In this case (as long as you don't do concurrent writes and have the proper memory barriers) the behaviour can be explained by the AM though. But you still can't transfer uninit memory across, there must be an implicit freeze, which was the point I was making.

This will also be true for FFI (excluding cross lang LTO again) though. If I call a binary blob and get a buffer of stuff back (that corresponds to mapped memory that doesn't trap, and that isn't bering concurrently modified) LLVM cannot assume it is uninit. To it, it is just a black box function call that gives back some sort of buffer of stuff.

EDIT: Let's consider a thought experiment: I have an OS with two syscalls: allocate_page_with_whatever_was_there_before and allocate_page_and_fill_with_hw_rng. Both have the same signature, returning a pointer to a newly allocated page. Rust AM cannot tell them apart and say that one is uninit and the other isn't. It will trust whatever signature I give it to describe the situation. If I tell it that the data is uninit, so it will be, if I say it is a *mut [u8] that will work too. From an AM perspective the syscalls are functionally identical.

That's just your assumptions. I say they're wrong. Please provide a link to any official statement if you claim otherwise.

Given that CM is pretty much impossible to specify by definition (it could do absolutely anything, and there is a plethora of different CMs), I highly doubt you can find any evidence.

I mean, I have written two lengthy posts which model that behaviour in the real world, and you have even agreed that it can happen in practice. But you just shrug it off, because it's not your real world. In your world, you run on server-grade hardware with a mainstream build of a mainstream OS (could be anything as long as it's Linux), with full POSIX compliance and highly reliable security-hardened hardware.
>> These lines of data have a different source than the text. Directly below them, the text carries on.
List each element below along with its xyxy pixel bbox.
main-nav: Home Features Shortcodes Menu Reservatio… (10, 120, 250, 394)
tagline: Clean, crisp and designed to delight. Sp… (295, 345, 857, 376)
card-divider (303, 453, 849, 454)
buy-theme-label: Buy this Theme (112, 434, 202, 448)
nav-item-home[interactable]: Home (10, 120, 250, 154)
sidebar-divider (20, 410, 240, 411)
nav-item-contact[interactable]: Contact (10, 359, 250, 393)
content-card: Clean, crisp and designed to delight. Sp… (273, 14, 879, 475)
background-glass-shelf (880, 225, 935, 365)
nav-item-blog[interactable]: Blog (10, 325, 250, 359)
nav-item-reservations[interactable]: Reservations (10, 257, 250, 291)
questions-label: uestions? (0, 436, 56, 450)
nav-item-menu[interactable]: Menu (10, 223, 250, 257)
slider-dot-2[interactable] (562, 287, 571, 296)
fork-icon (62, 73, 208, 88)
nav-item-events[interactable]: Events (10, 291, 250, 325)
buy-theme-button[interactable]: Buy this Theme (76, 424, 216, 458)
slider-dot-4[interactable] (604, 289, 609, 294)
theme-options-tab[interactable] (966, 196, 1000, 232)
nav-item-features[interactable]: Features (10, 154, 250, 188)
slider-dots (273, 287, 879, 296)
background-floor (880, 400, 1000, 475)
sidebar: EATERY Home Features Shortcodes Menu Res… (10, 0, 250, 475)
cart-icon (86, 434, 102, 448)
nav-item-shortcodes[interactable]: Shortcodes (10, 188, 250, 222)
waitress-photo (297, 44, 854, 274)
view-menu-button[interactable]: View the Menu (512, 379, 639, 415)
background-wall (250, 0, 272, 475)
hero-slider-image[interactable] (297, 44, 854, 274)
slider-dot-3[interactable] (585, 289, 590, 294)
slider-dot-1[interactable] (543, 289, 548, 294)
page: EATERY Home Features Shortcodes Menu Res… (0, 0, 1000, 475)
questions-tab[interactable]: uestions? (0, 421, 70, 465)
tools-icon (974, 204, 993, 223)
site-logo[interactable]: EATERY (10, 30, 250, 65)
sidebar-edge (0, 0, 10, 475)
In my real world, the concrete machine could be anything. We could be running on a toaster. Could be running on a GPU. Could be running in a fully virtual world like WASM or RISC-0. POSIX doesn't exist, the hardware could be doing anything, as long as the infra team is willing to accept it as functional.
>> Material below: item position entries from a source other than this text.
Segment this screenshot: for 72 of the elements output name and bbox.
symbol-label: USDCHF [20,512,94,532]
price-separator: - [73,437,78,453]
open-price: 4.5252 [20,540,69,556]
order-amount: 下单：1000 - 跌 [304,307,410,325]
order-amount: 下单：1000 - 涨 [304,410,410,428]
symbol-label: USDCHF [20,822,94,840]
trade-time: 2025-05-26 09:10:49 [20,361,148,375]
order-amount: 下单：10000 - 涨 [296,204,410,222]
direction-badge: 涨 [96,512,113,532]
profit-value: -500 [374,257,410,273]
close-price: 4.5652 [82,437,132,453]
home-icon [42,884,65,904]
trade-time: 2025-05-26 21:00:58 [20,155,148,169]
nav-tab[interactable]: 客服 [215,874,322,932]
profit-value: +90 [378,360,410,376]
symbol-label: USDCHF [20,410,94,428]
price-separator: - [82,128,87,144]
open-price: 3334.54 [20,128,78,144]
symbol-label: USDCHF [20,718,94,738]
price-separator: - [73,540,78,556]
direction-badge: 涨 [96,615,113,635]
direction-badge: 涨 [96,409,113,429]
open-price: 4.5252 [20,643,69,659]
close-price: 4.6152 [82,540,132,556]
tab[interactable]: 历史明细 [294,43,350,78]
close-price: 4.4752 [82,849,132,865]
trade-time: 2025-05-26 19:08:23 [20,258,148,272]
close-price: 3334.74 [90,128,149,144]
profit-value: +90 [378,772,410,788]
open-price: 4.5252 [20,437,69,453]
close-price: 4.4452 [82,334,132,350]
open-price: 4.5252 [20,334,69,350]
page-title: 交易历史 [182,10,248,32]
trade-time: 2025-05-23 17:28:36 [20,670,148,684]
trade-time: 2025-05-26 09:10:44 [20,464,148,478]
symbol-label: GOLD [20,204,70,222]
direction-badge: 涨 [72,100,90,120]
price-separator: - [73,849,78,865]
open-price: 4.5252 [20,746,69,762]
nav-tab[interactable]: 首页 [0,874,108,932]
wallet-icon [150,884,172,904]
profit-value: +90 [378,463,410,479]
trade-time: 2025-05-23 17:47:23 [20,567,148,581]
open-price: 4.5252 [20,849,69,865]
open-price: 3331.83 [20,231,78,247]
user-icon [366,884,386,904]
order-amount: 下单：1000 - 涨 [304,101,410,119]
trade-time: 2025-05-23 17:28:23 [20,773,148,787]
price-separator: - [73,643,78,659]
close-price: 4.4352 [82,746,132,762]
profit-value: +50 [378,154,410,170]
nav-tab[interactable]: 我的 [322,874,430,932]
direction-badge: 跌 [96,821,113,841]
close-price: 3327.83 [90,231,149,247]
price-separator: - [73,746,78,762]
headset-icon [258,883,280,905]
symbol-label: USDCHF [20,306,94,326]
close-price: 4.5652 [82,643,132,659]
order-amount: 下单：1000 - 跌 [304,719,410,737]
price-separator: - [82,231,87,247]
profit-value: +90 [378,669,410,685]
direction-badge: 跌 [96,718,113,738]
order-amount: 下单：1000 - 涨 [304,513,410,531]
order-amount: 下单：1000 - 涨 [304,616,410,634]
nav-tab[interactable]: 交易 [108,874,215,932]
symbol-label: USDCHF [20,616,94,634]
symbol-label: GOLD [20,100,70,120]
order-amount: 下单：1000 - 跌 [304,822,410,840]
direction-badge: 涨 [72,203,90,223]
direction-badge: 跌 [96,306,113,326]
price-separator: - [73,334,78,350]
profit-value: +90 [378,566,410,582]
And does POSIX specify operations on uninitialized memory? I'd like to a see a link for that.

We're really speaking different languages if I explain why stuff is undefined and can fail in all kind of mysterious ways, but you reply with "but it works on my Ubuntu 25 box with DDR5 memory".

Sharing memory is quite simple to explain in the AM: you have to machines which access a single commong pool of memory. If your AM is multithreaded, then a collections of AMs can itself be modelled as an AM with concurrency.
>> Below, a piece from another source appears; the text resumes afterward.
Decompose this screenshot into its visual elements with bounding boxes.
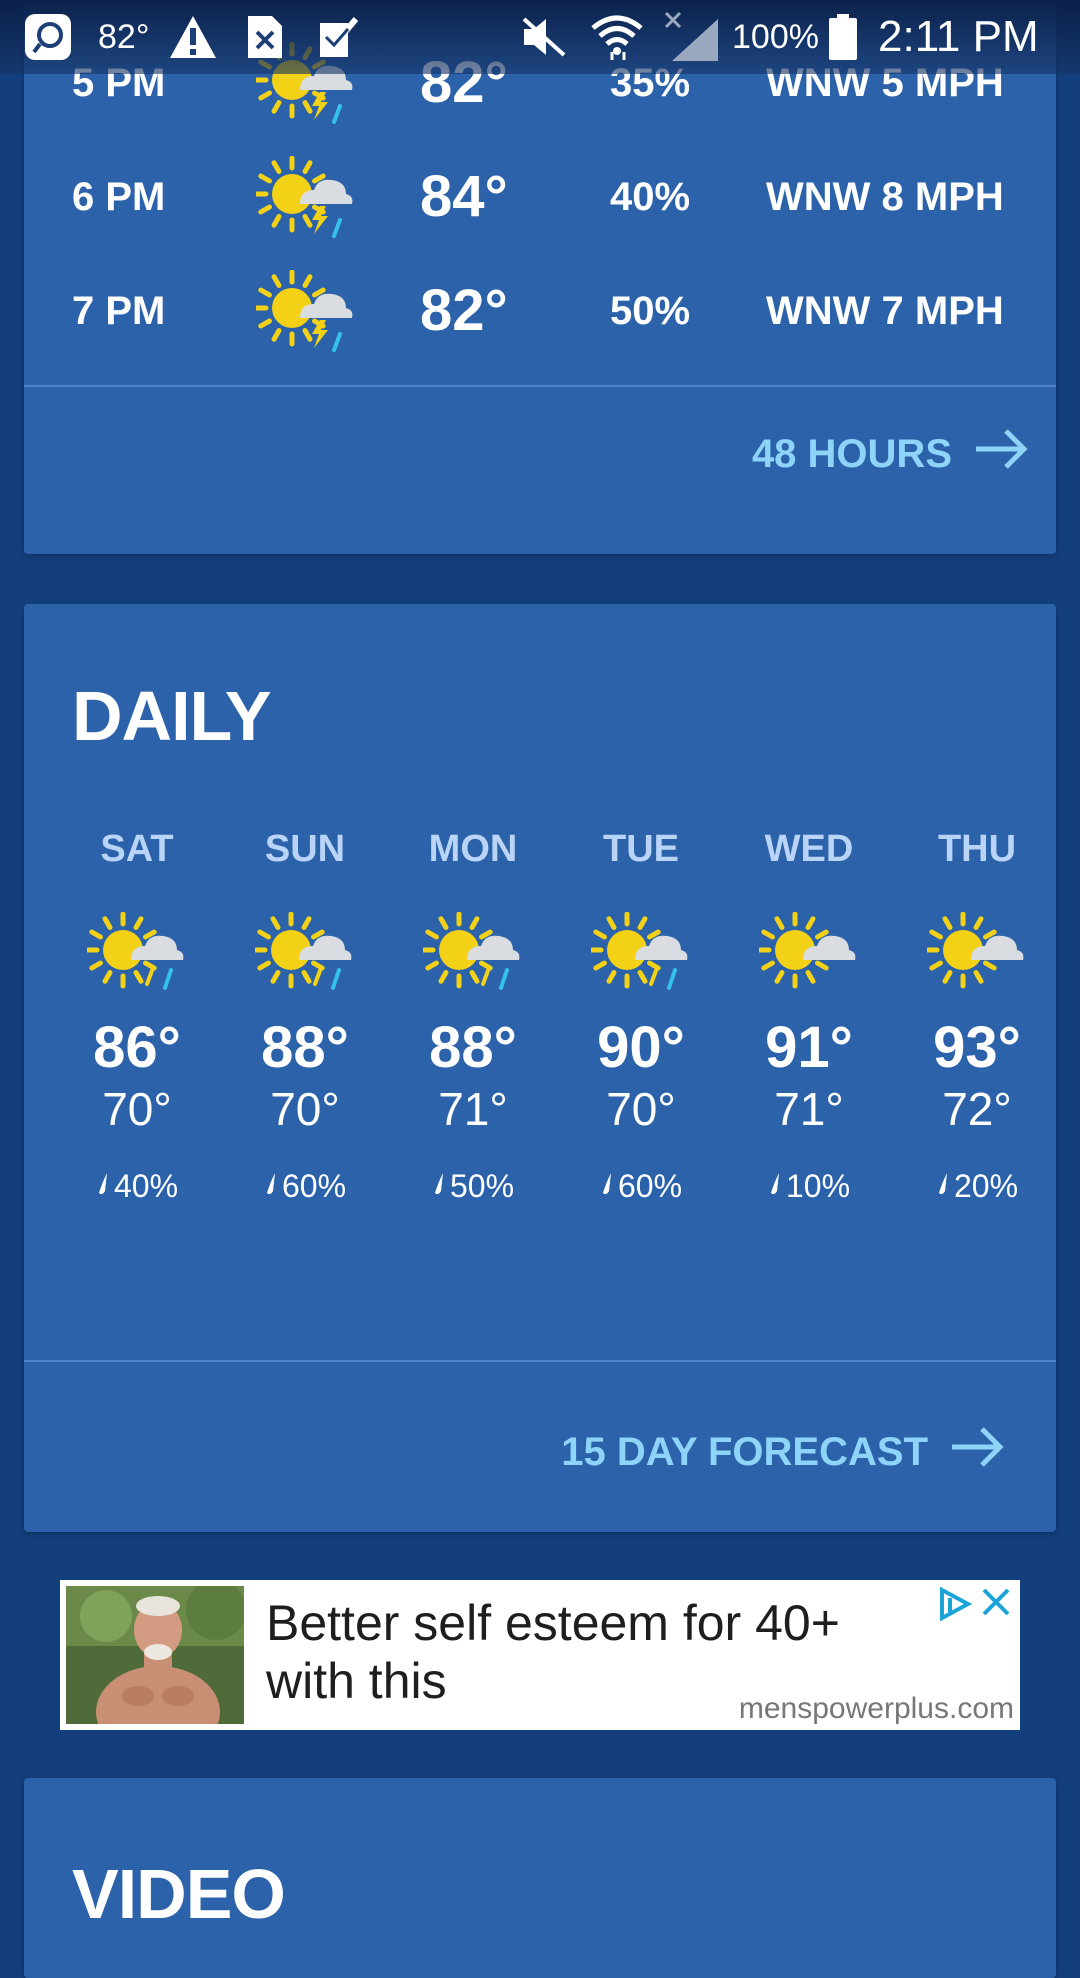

And different aliasing models aren't an issue. It is up to you to provide safe abstractions over concurrently accessed memory, and simply having the memory available to multiple AMs doesn't violate anything on its own. Also, Rust's pointers have basically no aliasing restrictions, which is actually less restrictive than in C, where pointers to different types can never alias, unless one of them is char.

And again, none of the memory model differences matter if the other side can't observe it. Rust's memory model is based on actual execution via small-step semantics and actual memory accesses, not abstract properties. If the actual accesses don't violate aliasing rules at runtime, then everything is fine.

What does shared memory have to do with this? It seems like there are three separate UB questions here (mmap, safely reading shared memory IPC, system calls that read uninitialized memory).

Why not just use a representation that doesn't have padding (adding reserved fields if necessary)? If you care about the representation of your structure across a process or disk boundary, how can you rely on the compiler to not change it when you rustup update?